Existing function that will detect equal values across a data row

jtbrown1980 · November 7, 2018, 3:24pm

I'm trying to find a way to remove rows with equal values in all columns for various data frames.
The data frames will never be larger than 500 rows by 10 columns so size is not an issue.

Before and after are below. rows 2 and 5 were dropped in df_after because each row contained a value that was equal in all columns.

Thank you for your assistance on this. I'm still very new to R so any guidance is always welcomed.

df_before <- data.frame("x1" = c("a","b","c","d","e"), "x2" = c("c","b","c","x","e"), "x3" = c("a","b","t","s","e"))

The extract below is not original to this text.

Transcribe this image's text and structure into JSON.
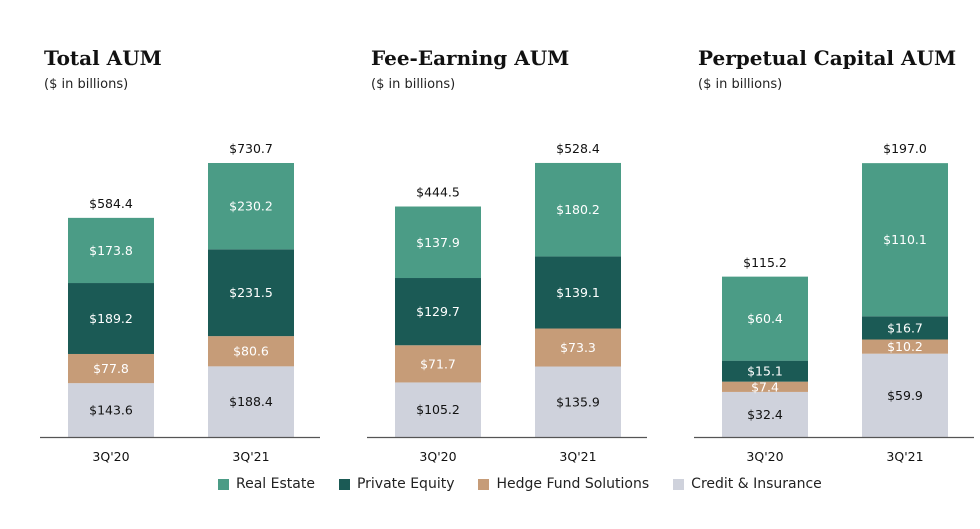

df_after<- data.frame("x1" = c("a","c","d"), "x2" = c("c","c","x"), "x3" = c("a","t","s"))

joels · November 7, 2018, 4:01pm

Here's a base R solution:

df_after = df_before[apply(df_before, 1, function(x) length(unique(x)) > 1), ]

I don't do row-wise operations often enough to remember what the current tidyverse idiom is, but another option is to convert to long format for the filtering and then convert back to wide. The code below seems awfully long to me, so maybe there's a less verbose approach.

df_after = df_before %>% 
  rownames_to_column() %>% 
  gather(key, value, -rowname) %>% 
  group_by(rowname) %>% 
  filter(length(unique(value)) > 1) %>% 
  spread(key, value) %>% 
  ungroup %>% 
  select(-rowname)

A shorter hybrid solution:

df_before %>% 
  filter(apply(., 1, function(x) length(unique(x)) > 1))

jtbrown1980 · November 7, 2018, 4:10pm

Thank you! This helps so much.

system · November 14, 2018, 4:10pm

This topic was automatically closed 7 days after the last reply. New replies are no longer allowed.